Warehouse optimization: Another lever that companies can pull to reduce cost is through the consolidation and optimization of assets such as warehouses. Warehouse optimization allows for realignment of the number of warehouses with capacities while covering the demanding locations within a maximum given distance. Here, advanced analytics, in the form of footprint and sensitivity analytics, is used to identify which warehouses are operating sub optimally and need to be moved, possible places for relocation, and the net effect of that movement. This enables companies to reduce costs and, at the same time, improve the efficiency of their operations.
Challenge–A PE firm was seeking to acquire a restaurant franchisee with 1,100 units in the U.S. The valuation thesis required improving store performance through a more efficient delivery business. To support the valuation, the PE firm needed to diagnose the underlying drivers of a four wall revenue and cost—and identify potential improvement opportunities.

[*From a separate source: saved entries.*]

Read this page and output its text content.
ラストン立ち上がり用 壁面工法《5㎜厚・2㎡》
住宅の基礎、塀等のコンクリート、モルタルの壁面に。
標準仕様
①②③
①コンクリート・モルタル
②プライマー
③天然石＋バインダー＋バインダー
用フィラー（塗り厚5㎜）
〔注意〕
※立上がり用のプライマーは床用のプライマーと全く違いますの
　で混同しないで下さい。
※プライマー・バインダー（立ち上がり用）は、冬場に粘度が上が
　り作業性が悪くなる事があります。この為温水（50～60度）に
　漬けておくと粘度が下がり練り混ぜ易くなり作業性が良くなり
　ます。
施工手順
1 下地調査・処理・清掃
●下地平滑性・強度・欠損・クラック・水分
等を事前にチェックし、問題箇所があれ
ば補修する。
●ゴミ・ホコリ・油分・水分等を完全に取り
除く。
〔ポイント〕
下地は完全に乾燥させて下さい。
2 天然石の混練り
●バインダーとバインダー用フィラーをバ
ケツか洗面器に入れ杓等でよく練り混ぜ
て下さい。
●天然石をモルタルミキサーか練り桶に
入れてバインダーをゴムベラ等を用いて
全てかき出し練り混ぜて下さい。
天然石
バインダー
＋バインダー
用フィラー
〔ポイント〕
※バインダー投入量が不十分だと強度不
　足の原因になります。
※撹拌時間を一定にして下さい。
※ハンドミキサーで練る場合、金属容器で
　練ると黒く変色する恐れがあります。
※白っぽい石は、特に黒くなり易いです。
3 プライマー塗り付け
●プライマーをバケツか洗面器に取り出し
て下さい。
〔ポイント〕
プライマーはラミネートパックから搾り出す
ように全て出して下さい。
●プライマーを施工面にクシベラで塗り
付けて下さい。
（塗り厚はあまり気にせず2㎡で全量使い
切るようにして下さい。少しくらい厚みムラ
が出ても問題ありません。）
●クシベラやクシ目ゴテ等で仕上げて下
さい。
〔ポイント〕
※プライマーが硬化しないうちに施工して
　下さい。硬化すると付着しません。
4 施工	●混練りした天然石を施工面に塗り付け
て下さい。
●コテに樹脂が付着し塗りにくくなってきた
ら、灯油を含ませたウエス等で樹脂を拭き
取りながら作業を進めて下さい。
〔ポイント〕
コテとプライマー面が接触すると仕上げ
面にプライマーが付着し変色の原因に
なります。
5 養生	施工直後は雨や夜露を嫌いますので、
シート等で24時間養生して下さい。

Actions–By combining internal data sets such as monthly P&L with external data sets including regional demographic, competitor benchmarks, geospatial data and more, machine learning models were developed to identify characteristics correlated with strong financial performance.
Using these insights, the PE firm was able to identify the optimal levers that would improve store performance.
Result–At deal speed, the firm was able to develop a plan to improve EBITDA by $30–$40 million per year through specific levers of performance improvement. The firm also found opportunities to reduce area manager count by one-third while keeping travel times consistent. The analysis validated the deal hypothesis and led to a successful bid in a competitive context.